Era un domingo de primavera, no era cálido pero tampoco frío, el sol lucía sólo a ratos y la brisa templaba los ánimos al tiempo que caldeaba el ambiente; y en aquel tiempo atemperado que no eran inverno ni verano ni lucía tampoco el color de la primavera, que era atípico y apático, soso y con tintes aburridos, sentía la realidad como una inmensa losa de piedra colgada sobre su espalda.

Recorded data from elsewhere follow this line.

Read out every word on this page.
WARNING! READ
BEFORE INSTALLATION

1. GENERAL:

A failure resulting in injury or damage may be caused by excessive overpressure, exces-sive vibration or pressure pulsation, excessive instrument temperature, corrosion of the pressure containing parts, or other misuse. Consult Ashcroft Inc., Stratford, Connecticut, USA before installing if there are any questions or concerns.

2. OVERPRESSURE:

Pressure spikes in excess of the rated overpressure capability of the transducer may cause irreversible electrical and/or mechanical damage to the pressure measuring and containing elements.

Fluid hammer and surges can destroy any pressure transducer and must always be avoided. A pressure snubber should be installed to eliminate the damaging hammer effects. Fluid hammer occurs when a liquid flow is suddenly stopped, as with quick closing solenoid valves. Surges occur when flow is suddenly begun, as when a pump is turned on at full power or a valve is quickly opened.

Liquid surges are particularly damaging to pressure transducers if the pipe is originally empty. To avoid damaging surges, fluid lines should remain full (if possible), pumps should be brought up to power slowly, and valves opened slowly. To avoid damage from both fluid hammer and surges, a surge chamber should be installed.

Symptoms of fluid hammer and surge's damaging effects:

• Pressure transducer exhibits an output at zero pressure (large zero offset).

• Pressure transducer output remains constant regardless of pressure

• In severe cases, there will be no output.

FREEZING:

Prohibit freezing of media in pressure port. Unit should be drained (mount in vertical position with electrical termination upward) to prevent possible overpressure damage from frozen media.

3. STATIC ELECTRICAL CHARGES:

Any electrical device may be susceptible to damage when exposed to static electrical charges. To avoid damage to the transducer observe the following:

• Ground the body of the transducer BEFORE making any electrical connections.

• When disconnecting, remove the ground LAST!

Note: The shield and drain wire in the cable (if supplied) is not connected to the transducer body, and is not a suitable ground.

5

La soportaba, no sabía cómo ni por qué pero lo hacía, se sostenía en pie con aquel soberbio peso sobre sus hombros y, dado que no se concedía la rendición como salida a aquella presión sobre sí misma, pensó que merecía, al menos, un cuento. Un cuento de vida y risas, de aromas frescos y envolventes, de sabores jugosos y crujientes, de colores y de amores, de caricias y de magia... magia de la que te eleva del suelo y te permite flotar sobre la realidad en lugar de sentirla sobre ti.
El café humeante le supo amargo al primer trago y lo abandonó sobre la mesa, el universo conjuraba, pensó, aunque no sabía para que, de lo que no le cabía duda era de que nadie iba a contarle un cuento, nadie iba a escribir uno para ella, a reinventarle la vida ni a pintarle un final feliz... claro que siempre podía hacerlo ella misma. Aquella semana de abril quería música fondo, el sonido de un piano bien hermoso y bien tocado así que empezó así...
Sonaban notas lentas y suaves mientras ella recordaba su primer vestido de fiesta y tul, sus pequeños tacones con calcetines y la copa de champagne que llegó tiempo después; por entonces la vida era sueño y los sueños vida porque nada era imposible y todo se aliñaba con risas y sin prisas; se zambullía en la vida cada mañana, la mordía con pasión y sentía el sabor en todos sus matices y en la sensación de sus múltiples texturas, todo era ligero y liviano, la densidad no existía y la niebla se esfumaba cada día al despertar, entonces jugaba con el tiempo y, al final, siempre rodaba y ganaba... ganaba tiempo para seguir soñando la vida y viviendo los sueños, para enredarse en un bucle que parecía no tener fin o cuyo fin no era más que otro principio... porque la vida parecía ser, por encima de todas las cosas, una cuestión de principios.
Movió suavemente los hombros sintiendo como se desentumecían poco a poco, gesto a gesto, caminó hacia la cocina ligera, sin sentir peso adicional alguno sobre sí, cogió la taza de café ya frío y descubrió que estaba en su justo punto de dulzura... y es que al saberse dueña de sus principios y al sentirse en ellos como en su misma piel sintió por una vez las riendas de su vida entre sus manos.